Eles descobriram que esses itens aumentam a probabilidade de os indivíduos correrem e intensificarem a sua experiência e que o desenho de Helsinque reflete isso, com lugares densamente povoados apresentando parques e caminhos adaptados para os corredores. O verde também tem um efeito relevante sobre as pessoas, dos 13.322 segmentos de rua avaliados, aqueles com mais natureza apareceram como os mais usados pelos adeptos das corridas. Conforme a matéria, o relatório demonstra a importância de os planejadores urbanos incorporarem os exercícios no design das comunidades. A melhora da qualidade de vida e o bem-estar físico e mental dos habitantes são alguns dos retornos dessa estratégia, que contribui ainda para a economia, a sustentabilidade e meio ambiente de uma cidade.

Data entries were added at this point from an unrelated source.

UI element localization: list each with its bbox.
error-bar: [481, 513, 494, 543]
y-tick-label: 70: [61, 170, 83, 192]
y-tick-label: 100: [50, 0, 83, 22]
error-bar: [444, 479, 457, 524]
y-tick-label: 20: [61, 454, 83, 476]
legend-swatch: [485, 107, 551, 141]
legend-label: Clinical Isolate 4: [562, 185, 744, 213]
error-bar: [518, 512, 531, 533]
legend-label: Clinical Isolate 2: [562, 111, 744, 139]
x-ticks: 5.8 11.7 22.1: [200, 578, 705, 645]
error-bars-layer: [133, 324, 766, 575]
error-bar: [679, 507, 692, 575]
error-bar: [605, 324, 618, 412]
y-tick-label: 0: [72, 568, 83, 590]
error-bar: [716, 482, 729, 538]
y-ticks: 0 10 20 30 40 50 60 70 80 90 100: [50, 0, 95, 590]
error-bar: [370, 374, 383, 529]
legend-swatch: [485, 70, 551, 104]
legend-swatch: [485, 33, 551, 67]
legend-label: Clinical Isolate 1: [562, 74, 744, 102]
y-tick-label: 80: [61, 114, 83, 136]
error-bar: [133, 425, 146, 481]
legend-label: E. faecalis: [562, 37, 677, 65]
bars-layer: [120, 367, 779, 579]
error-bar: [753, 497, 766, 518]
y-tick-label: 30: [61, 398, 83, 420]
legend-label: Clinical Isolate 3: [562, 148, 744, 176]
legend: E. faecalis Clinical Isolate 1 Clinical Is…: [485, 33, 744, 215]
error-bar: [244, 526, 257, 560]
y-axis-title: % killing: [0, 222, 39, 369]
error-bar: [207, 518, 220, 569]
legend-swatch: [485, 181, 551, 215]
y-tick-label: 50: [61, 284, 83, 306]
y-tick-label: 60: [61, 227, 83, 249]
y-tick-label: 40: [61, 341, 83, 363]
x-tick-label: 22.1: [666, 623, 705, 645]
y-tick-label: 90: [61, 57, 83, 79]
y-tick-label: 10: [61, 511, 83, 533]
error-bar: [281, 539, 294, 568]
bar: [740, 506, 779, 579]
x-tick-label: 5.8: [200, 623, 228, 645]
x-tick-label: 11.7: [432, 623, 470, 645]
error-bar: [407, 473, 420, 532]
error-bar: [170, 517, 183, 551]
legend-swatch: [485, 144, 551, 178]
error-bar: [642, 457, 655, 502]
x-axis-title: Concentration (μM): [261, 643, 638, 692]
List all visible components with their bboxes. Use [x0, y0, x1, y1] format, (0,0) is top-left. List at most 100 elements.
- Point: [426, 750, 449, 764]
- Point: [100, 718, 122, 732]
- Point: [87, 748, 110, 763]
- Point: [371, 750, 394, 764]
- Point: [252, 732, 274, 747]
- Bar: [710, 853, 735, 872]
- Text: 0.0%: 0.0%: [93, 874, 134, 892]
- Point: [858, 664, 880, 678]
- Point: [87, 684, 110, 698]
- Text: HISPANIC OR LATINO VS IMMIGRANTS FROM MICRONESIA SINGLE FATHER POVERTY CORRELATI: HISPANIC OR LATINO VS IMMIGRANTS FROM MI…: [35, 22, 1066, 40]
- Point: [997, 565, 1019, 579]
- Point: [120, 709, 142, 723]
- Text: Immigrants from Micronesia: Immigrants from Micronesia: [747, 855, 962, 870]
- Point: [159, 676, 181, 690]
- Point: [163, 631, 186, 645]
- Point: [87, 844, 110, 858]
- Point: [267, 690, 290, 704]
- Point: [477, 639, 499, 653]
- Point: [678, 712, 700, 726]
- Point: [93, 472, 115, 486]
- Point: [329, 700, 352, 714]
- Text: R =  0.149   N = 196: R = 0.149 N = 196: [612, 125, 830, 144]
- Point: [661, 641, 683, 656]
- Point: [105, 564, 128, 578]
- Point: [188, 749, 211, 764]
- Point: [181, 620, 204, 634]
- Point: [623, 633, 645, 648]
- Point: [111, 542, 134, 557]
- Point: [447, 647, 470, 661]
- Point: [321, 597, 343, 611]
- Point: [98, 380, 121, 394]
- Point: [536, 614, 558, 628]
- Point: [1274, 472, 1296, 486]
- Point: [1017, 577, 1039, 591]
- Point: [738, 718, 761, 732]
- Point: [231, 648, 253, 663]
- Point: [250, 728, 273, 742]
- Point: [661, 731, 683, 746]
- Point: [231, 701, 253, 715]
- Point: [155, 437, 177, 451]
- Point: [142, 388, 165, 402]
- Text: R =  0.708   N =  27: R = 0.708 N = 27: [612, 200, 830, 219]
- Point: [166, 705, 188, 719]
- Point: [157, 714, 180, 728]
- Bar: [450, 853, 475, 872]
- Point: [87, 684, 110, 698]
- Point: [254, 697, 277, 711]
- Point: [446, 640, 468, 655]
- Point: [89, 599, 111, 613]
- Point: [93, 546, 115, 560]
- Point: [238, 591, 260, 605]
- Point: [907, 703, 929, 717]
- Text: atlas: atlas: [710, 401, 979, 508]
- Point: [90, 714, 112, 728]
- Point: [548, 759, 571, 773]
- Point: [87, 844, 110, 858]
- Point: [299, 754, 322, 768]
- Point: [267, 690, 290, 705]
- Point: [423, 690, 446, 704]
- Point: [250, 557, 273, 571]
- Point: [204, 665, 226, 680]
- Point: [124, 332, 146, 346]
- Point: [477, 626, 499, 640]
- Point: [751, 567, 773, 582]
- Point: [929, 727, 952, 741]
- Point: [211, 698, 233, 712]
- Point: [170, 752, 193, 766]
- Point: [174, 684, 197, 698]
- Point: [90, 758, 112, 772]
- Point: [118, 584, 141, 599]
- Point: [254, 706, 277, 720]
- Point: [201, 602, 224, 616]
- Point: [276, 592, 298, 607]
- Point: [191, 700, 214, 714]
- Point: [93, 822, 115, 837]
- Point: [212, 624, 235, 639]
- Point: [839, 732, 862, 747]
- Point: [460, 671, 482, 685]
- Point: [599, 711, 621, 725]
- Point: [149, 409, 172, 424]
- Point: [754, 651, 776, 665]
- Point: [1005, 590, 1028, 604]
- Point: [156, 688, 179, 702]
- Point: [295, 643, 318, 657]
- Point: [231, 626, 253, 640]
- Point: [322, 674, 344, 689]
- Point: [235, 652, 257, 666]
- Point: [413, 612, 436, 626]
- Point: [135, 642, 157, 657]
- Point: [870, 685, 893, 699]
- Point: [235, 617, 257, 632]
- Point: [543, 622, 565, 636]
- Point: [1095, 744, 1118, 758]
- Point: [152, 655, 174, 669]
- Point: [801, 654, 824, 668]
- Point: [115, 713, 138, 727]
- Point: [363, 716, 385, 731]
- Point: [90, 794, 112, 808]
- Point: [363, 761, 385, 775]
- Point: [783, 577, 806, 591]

Design ativo: criando localidades para os indivíduos se movimentarem mais
A maneira como os municípios são desenvolvidos influencia o comportamento de seus moradores e como eles irão utilizá-los e circular por eles, assim como o seu bem-estar e saúde. Cientes disso, diversas cidades estão, através do desenho das áreas, tirando do papel ações para incentivar as pessoas a se movimentarem mais. Essa visão foi impulsionada a partir do Design Ativo, conceito originado nos Estados Unidos, que tem como meta fazer os indivíduos caminharem mais, usarem as escadas, pedalarem e possuírem outras possibilidades de lazer, incorporando atividades físicas na rotina de um jeito fácil.
Iniciativas simples, como a melhoria das calçadas, podem auxiliar na mudança da forma como a população utiliza os ambientes urbanos, reforça reportagem do Ecycle. Localidades ativas costumam ser mais saudáveis também, resultado de distintas medidas implementadas, como o estímulo à construção de bairros de uso misto e a disponibilidade de um sistema de transporte coletivo eficiente. Essas estratégias tendem a elevar a prática de exercícios dos residentes que, ao terem suas habitações erguidas perto do trabalho, comércio, escolas, de parques e do lazer, passam a fazer os seus percursos diários a pé, de bicicleta ou de ônibus ou metrô, deixando os seus veículos em casa. Essa nova atitude impacta ainda na redução das emissões de gases de efeito estufa e da poluição do ar e sonora.
A principal publicação sobre o assunto é o Guia Design Ativo de Nova York (EUA), lançado em 2010 pelos departamentos municipais de Planejamento, Construção, Transporte e de Saúde, com o apoio do Instituto Americano de Arquitetos, que traz sugestões para a elaboração e qualificação de prédios, ruas, bairros e paisagens urbanas. A prefeitura da cidade norte-americana tem aplicado, segundo o Ecycle, o urbanismo como uma ferramenta para conceber uma localidade mais ativa, com reflexos na diminuição de recursos destinados à luta contra doenças causadas pelo sedentarismo e má alimentação, como diabetes e obesidade.
Além de frisar os benefícios do uso misto para as pessoas, o manual assinala a necessidade de idealizar empreendimentos em escala humana, unindo moradia, escritórios, lojas, centros culturais e comunitários e espaços para a recreação. O guia recomenta também a edificação de prédios próximos a estações de transporte público, facilitando o acesso e o deslocamento dos usuários, e a revisão do modelo atual de vagas de estacionamento nas vias.
Outro ponto salientado é a instalação de ciclovias e calçadas seguras e visíveis que levem até parques, praças e outras regiões de lazer – ação que faz com que esses lugares sejam frequentados e os indivíduos se movimentem mais. Uma ressalva feita pelo material é que essas regiões devem ser desenhadas pensando nos variados públicos que irão utilizá-las, com idades, preferências culturais diversas e que praticam distintos esportes, entre eles a corrida, e que todos precisam se sentir incluídos.